Bob,
I saw this and thought of you... keep it in mind just in case a white chinook happens accross your table...
White asparagus—a treasured delicacy that stars in two upcoming festivals—trumps green asparagus any day of the week. --------------------------------------------------------------------------------
In late May every year, in the small Italian town of Bassano del Grappa in Veneto, white-asparagus farmers take to the streets, selling their crop alongside salty soft-boiled eggs and olive oil. And springtime in Bavaria wouldn't be complete without a plate of Spargel (as it's known in German) at one of the local restaurants celebrating the arrival of Bavaria's white asparagus crop. Closer to home, the Monday after Mother's Day marks the beginning of the White Asparagus Festival at the Andover Inn in Andover, Mass.
"We go through about 800 pounds every season," Henry Broekhoff, the innkeeper of the Andover Inn, announces proudly. For almost six weeks, Broekhoff, who flies his asparagus in fresh from the Netherlands, provides diners with a regular menu and an entire alternative menu devoted exclusively to white asparagus.
Generally more tender, often slightly bitter, and certainly more expensive than green asparagus, white asparagus, a treasured delicacy in Europe, is rarely served in the United States. "Americans are often suspicious when they see white asparagus," George Lang, the renowned chef of New York's Café des Artistes, explains. As a result, even when it's in season it can be hard to find. White asparagus, though, is worth the hunt.
As it turns out, white asparagus is like green asparagus with seasonal affective disorder. That is, it's regular asparagus that's been denied access to sunlight. As a result, there's no chlorophyll in it—which, of course, makes it white—or, more precisely, prevents it from turning green. And for some reason the absence of chlorophyll sends the yummy factor through the roof.
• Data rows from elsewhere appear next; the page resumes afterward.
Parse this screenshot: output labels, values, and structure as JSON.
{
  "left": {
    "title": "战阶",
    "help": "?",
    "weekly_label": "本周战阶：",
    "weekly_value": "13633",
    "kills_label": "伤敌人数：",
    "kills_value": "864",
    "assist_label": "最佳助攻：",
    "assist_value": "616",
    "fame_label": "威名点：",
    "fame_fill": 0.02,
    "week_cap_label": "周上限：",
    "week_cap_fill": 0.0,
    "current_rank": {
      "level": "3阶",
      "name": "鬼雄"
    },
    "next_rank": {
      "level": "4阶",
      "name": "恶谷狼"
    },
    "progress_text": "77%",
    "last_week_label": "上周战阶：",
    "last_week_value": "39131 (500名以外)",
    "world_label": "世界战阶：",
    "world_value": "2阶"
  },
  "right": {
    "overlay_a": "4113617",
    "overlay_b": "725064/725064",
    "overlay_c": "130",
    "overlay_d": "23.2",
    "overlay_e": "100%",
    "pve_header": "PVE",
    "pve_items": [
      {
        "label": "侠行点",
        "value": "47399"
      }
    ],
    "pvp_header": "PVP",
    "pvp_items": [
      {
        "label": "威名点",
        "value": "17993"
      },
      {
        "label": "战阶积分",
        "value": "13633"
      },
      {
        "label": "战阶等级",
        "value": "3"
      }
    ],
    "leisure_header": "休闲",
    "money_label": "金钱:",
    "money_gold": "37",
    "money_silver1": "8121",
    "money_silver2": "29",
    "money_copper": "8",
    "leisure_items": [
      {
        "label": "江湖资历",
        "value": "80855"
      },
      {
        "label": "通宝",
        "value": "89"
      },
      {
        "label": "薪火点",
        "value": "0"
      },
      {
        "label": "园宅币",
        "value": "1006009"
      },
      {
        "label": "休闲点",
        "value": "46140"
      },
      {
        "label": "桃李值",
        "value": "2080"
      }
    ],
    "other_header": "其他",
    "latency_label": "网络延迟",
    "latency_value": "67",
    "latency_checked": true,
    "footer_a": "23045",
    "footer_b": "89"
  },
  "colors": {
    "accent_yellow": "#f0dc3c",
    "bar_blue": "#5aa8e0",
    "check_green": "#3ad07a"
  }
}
The spears are delicate and translucent and unbelievably delicious. They're cultivated (in the old-fashioned tradition) by mounding up soil around the emerging spears so that as they grow—seeking the sunlight above—they continue to encounter nothing but more darkness and dirt. Another method, often used by the Belgians, is to force the spears in a damp basement. However it's done, though, the asparagus's rather Sisyphean struggle for sunlight produces some mighty tasty results.
"I love asparagus!" Lang exclaims as he leans back in his studded leather swivel chair, glancing lovingly at the asparagus pictures, pitchers, plates, and candles that fill the shelves near his thin wooden desk. "I couldn't live without it!"
Lang, an animated little man, smiles brightly as he paces an office filled with cookbooks: The Book of Soba, Monks and Wine, How to Cook Everything. Lang's Café des Artistes celebrates springtime with an entire asparagus menu. And among the dozens of asparagus varietals Lang has tried over the years, produced in far-flung countries from China to Peru, his personal favorite is white, and it comes from Schwetzingen (near Heidelberg) in Germany.
The Schwetzingen Spargel has pale, thick alabaster stalks, and though it's served in a variety of ways in local restaurants, Lang, given a choice, takes his steamed Schwetzingen Spargel au naturel. For such a vegetable, he says, "no glorification is necessary."
Broekhoff disagrees. "For a Dutchman, there is only one way to eat white asparagus," he declares: steamed, with boiled potatoes (without the skin, of course), achterham (a tender Dutch ham from the rump rather than the shoulder), chopped hard-boiled eggs, and drawn butter. So if in May you visit Veneto or Schwetzingen, or just go Dutch, be sure not to miss this tender vegetable delicacy. Because no matter how you slice it, steam it, or sauté it, white asparagus is worth a try.